Drosophila Wnt and STAT Define Apoptosis-Resistant Epithelial Cells for Tissue Regeneration after Irradiation.
PLoS Biol 2016;
14:e1002536. [PMID:
27584613 PMCID:
PMC5008734 DOI:
10.1371/journal.pbio.1002536]
[Citation(s) in RCA: 37] [Impact Index Per Article: 4.6] [Reference Citation Analysis] [Abstract] [Track Full Text] [Download PDF] [Figures] [Journal Information] [Subscribe] [Scholar Register] [Received: 11/25/2015] [Accepted: 07/27/2016] [Indexed: 01/05/2023] Open
Abstract
Drosophila melanogaster larvae irradiated with doses of ionizing radiation (IR) that kill about half of the cells in larval imaginal discs still develop into viable adults.

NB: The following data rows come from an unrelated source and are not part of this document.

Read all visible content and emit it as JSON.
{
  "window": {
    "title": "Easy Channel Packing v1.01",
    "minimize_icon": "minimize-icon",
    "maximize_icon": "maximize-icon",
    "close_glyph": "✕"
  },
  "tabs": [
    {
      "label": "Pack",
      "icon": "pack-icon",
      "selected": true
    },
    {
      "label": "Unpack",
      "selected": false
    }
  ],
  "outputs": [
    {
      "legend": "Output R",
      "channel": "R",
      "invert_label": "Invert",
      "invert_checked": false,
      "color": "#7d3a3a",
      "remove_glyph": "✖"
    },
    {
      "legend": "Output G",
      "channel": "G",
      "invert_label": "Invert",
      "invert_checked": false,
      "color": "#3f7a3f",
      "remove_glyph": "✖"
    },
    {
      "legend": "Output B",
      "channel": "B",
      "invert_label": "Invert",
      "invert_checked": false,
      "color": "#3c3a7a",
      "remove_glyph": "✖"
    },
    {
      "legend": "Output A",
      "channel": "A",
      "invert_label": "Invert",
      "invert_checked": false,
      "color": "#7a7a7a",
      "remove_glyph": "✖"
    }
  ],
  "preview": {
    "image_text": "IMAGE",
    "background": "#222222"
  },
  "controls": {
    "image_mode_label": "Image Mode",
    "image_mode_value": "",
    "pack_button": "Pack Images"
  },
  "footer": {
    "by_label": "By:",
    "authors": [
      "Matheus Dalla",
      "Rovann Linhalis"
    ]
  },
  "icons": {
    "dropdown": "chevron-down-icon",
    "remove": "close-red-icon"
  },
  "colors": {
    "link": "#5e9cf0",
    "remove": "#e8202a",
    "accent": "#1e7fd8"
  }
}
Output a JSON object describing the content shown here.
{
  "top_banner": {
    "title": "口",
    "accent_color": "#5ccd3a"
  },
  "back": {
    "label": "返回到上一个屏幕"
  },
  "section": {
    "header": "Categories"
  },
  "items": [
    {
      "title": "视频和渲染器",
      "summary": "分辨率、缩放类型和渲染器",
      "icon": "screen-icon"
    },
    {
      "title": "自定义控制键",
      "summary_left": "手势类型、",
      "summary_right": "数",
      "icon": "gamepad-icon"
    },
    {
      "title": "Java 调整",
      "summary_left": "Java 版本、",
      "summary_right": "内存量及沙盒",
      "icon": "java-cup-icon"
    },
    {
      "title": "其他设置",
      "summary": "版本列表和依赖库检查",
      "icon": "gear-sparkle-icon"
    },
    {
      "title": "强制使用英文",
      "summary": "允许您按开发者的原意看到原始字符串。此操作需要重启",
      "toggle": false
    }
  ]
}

How surviving cells compensate for IR-induced cell death to produce organs of normal size and appearance remains an active area of investigation. We have identified a subpopulation of cells within the continuous epithelium of Drosophila larval wing discs that shows intrinsic resistance to IR- and drug-induced apoptosis. These cells reside in domains of high Wingless (Wg, Drosophila Wnt-1) and STAT92E (sole Drosophila signal transducer and activator of transcription [STAT] homolog) activity and would normally form the hinge in the adult fly. Resistance to IR-induced apoptosis requires STAT and Wg and is mediated by transcriptional repression of the pro-apoptotic gene reaper. Lineage tracing experiments show that, following irradiation, apoptosis-resistant cells lose their identity and translocate to areas of the wing disc that suffered abundant cell death. Our findings provide a new paradigm for regeneration in which it is unnecessary to invoke special damage-resistant cell types such as stem cells. Instead, differences in gene expression within a population of genetically identical epithelial cells can create a subpopulation with greater resistance, which, following damage, survive, alter their fate, and help regenerate the tissue.
After widespread radiation damage in the developing fruit fly, organs are formed by regeneration from an apoptosis-resistant subpopulation of cells marked by high levels of Wingless and STAT.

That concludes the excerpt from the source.